Long-term healthcare utilisation, costs and quality of life after invasive group B Streptococcus disease: a cohort study in five low-income and middle-income countries

Farah Seedat, London School of Hygiene & Tropical Medicine, UK
Simon Procter, London School of Hygiene & Tropical Medicine, UK
Ziyaad Dangor, University of the Witwatersrand, South Africa
Shannon Leahy, University of the Witwatersrand, South Africa
Sridhar Santhanam, Christian Medical College and Hospital Vellore, India
Hima John, Christian Medical College and Hospital Vellore, India
Quique Bassat, Centro de Investigação em Saúde de Manhiça, Mozambique
Celine Aerts, Universitat de Barcelona, Spain
Amina Abubakar, Aga Khan University
Carophine Nasambu, KEMRI-Wellcome Trust Research Programme, Kenya

Abstract

Introduction: There are no published data on the long-term impact of invasive group B Streptococcus disease (iGBS) on economic costs or health-related quality of life (HRQoL) in low-income and middle-income countries. We assessed the impact of iGBS on healthcare utilisation, costs and HRQoL in Argentina, India, Kenya, Mozambique and South Africa.

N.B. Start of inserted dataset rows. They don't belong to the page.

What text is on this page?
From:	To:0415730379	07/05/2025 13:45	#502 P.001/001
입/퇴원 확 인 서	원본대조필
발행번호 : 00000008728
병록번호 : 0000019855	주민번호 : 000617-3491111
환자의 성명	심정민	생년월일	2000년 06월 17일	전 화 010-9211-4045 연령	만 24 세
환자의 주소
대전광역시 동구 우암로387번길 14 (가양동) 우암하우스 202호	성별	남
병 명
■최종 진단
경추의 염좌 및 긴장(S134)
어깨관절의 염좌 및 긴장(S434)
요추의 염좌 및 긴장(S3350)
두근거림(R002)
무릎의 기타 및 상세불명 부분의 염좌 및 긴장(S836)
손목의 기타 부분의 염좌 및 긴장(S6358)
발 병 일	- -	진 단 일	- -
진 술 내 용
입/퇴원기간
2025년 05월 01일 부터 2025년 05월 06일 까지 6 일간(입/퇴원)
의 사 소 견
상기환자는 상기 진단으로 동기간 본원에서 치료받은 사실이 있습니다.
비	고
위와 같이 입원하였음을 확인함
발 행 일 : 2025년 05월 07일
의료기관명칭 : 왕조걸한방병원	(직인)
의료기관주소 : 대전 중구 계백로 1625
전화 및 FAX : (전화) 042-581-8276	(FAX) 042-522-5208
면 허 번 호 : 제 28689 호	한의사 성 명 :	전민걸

Methods: Inpatient and outpatient visits, out-of-pocket (OOP) healthcare payments in the 12 months before study enrolment, and health-state utility of children and caregivers (using the EuroQol 5-Dimensions-3-Level) were collected from iGBS survivors and an unexposed cohort matched on site, age at recruitment and sex. We used logistic or Poisson regression for analysing healthcare utilisation and zero-inflated gamma regression models for family and health system costs. For HRQoL, we used a zero-inflated beta model of disutility pooled data.

Results: 161 iGBS-exposed and 439 unexposed children and young adults (age 1–20) were included in the analysis. Compared with unexposed participants, iGBS was associated with increased odds of any healthcare utilisation in India (adjusted OR 11.2, 95% CI 2.9 to 43.1) and Mozambique (6.8, 95% CI 2.2 to 21.1) and more frequent healthcare visits (adjusted incidence rate ratio (IRR) for India 1.7 (95% CI 1.4 to 2.2) and for Mozambique 6.0 (95% CI 3.2 to 11.2)). iGBS was also associated with more frequent days in inpatient care in India (adjusted IRR 4.0 (95% CI 2.3 to 6.8) and Kenya 6.4 (95% CI 2.9 to 14.3)). OOP payments were higher in the iGBS cohort in India (adjusted mean: Int$682.22 (95% CI Int$364.28 to Int$1000.16) vs Int$133.95 (95% CI Int$72.83 to Int$195.06)) and Argentina (Int$244.86 (95% CI Int$47.38 to Int$442.33) vs Int$52.38 (95% CI Int$−1.39 to Int$106.1)). For all remaining sites, differences were in the same direction but not statistically significant for almost all outcomes. Health-state disutility was higher in iGBS survivors (0.08, 0.04–0.13 vs 0.06, 0.02–0.10).

Conclusion: The iGBS health and economic burden may persist for years after acute disease. Larger studies are needed for more robust estimates to inform the cost-effectiveness of iGBS prevention.